The hospital authorities made a partial payment of Rs 21 lakhs against the accumulated dues only late on Friday, a day after 23 children had died at the nodal medical facility for the treatment of Japanese Encephalitis in the region.
The deaths are the first big crisis for Adityanath, who took charge less than six months ago. The chief minister had visited the facility and took stock of the arrangements two days before the night the most infants died.
The CM addressed a press conference on Saturday evening and said that it will be “despicable if the deaths turned out to be caused due to oxygen shortage”.
Most deaths were reported from the neonatal and encephalitis wards.
Adityanath’s had taken stock of arrangements at the encephalitis wards days before the oxygen shortage hit the facility.
The CM blamed the medical college’s principal for not raising the supply issue when held meetings, and said the role of other officials and the oxygen supplier will be looked into.
Adityanath left for Gorakhpur on Sunday morning along with Union health minister JP Nadda .
Earlier on Friday, district magistrate Rajeev Rautela said a magisterial probe was ordered into the deaths.
“We have been told that BRD witnessed disturbance in liquid oxygen supply since last night as firm withdrew supply owing to non-payment,” he said.
“The BRD principal told us that out of an outstanding of Rs 70 lakh, Rs 35 lakh was paid to the Lucknow-based firm.

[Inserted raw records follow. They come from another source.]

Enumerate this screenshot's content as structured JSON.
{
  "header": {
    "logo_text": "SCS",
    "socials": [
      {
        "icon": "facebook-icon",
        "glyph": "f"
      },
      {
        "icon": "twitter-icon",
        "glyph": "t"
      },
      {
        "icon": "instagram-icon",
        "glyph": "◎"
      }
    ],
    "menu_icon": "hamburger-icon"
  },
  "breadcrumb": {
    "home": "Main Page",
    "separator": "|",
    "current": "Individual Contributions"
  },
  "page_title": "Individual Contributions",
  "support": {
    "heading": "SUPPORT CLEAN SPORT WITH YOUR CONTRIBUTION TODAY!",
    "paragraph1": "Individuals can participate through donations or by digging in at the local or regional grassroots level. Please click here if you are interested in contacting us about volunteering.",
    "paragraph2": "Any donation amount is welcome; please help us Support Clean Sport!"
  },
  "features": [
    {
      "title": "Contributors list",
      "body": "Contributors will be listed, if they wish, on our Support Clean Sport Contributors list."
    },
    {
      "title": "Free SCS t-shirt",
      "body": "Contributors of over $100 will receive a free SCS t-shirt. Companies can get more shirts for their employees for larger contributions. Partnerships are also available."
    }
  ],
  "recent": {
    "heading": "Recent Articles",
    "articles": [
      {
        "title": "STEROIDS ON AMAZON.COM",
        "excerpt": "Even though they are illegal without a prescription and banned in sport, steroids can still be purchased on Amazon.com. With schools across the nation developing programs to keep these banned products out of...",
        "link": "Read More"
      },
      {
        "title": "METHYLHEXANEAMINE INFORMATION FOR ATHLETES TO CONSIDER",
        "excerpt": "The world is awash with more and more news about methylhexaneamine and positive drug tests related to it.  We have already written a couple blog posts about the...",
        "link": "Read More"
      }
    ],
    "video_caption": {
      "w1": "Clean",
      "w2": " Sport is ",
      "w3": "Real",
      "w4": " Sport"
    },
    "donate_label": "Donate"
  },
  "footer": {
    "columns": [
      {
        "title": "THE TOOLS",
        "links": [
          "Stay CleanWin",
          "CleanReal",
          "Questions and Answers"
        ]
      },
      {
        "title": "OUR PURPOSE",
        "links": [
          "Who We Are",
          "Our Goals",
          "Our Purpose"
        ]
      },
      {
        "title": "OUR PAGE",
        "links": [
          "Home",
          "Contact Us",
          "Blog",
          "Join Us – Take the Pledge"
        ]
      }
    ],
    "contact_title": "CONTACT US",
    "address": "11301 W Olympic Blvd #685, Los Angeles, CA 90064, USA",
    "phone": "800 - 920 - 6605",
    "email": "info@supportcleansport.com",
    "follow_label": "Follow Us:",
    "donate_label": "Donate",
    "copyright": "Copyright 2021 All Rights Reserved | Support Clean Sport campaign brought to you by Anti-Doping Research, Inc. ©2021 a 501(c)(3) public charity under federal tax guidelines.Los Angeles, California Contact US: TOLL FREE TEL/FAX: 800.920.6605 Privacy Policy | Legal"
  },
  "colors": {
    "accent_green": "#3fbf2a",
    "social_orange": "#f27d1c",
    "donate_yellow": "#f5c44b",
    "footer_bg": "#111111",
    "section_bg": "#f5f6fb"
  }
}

But it denied receiving the money.”
The relative of a child who died at the BRD Medical College in Gorakhpur. ( HT Photo )

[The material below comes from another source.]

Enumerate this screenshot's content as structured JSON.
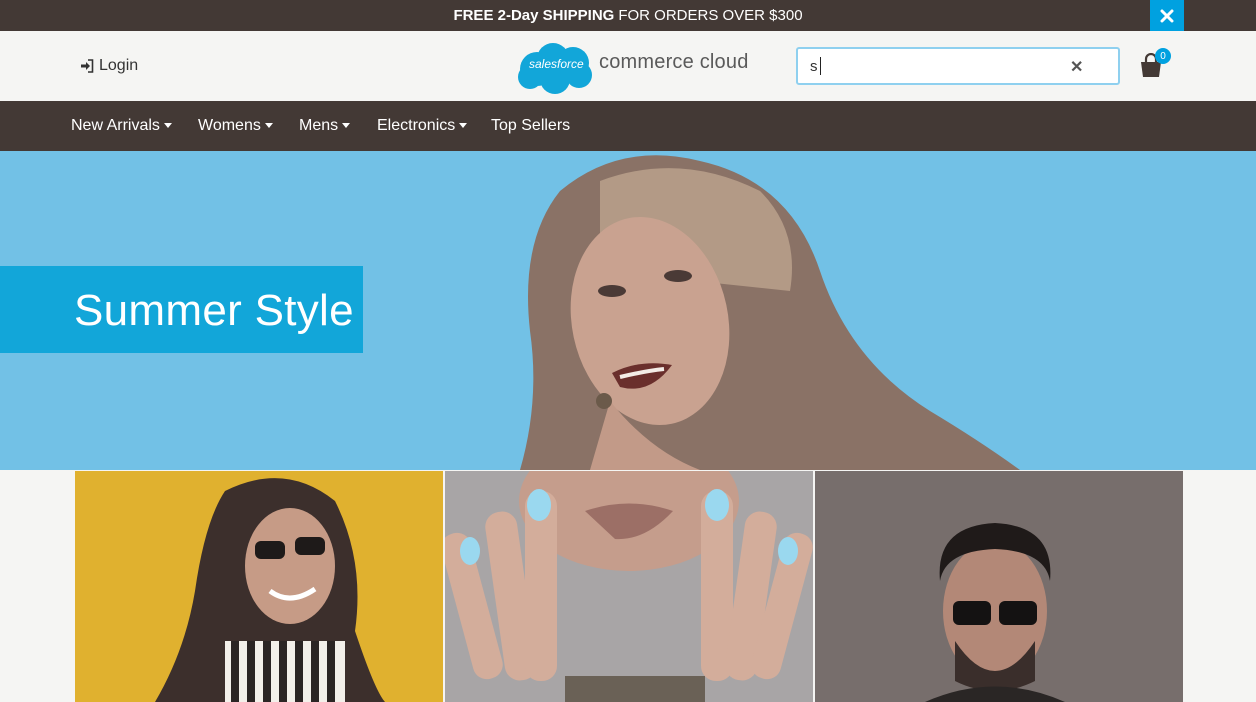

The tragedy triggered outrage and the Opposition — the Samajwadi Party (SP) and Congress — sought the resignation of state health minister Siddharth Nath Singh and compensation of Rs 20 lakh to the families of each deceased kid.
“Kins of the deceased were shooed away after handing over dead bodies to them. Post mortem examinations not done on dead bodies. Admission cards were taken out of records. Extremely sad,” tweeted Akhilesh Yadav, the former chief minister and SP leader.
The Congress will send senior leader Ghulam Nabi Azad and state unit chief Raj Babbar on Saturday to assess the situation.
Citing a break-up of casualties since August 7, state health minister SN Singh had said on Friday that 60 children died of various diseases during the period in the hospital’s paediatric department but none because of shortage of oxygen.
More deaths were reported on Saturday.
The deaths highlight the challenges faced in India’s underfunded public health system, where successive governments have failed to address the acute shortage of staff and clinics. The problems are compounded by cases of shoddy medical treatment.
This is the second time Pushpa Sales cut oxygen supply, after April last year when it owed Rs 50 lakh.
District magistrate Rautela said alternative arrangements were made from nearby nursing homes since Thursday night and from neighbouring Sant Kabir Nagar district.
“At present, there are 50 oxygen cylinders and 100 to 150 more will be reaching soon,” he added.
The BRD medical college has been recording deaths of children from mosquito-borne Japanese encephalitis and acute encephalitis syndrome for years. In the past three decades, the two diseases have claimed more than 50,000 children in eastern Uttar Pradesh, the majority in Gorakhpur district.
Chief minister Adityanath had launched a campaign to eradicate encephalitis and he is pushing to improve the state’s healthcare sector. During his visit to the medical college on Wednesday, he warned officials of strict action if any irregularity was detected in the treatment of the patients.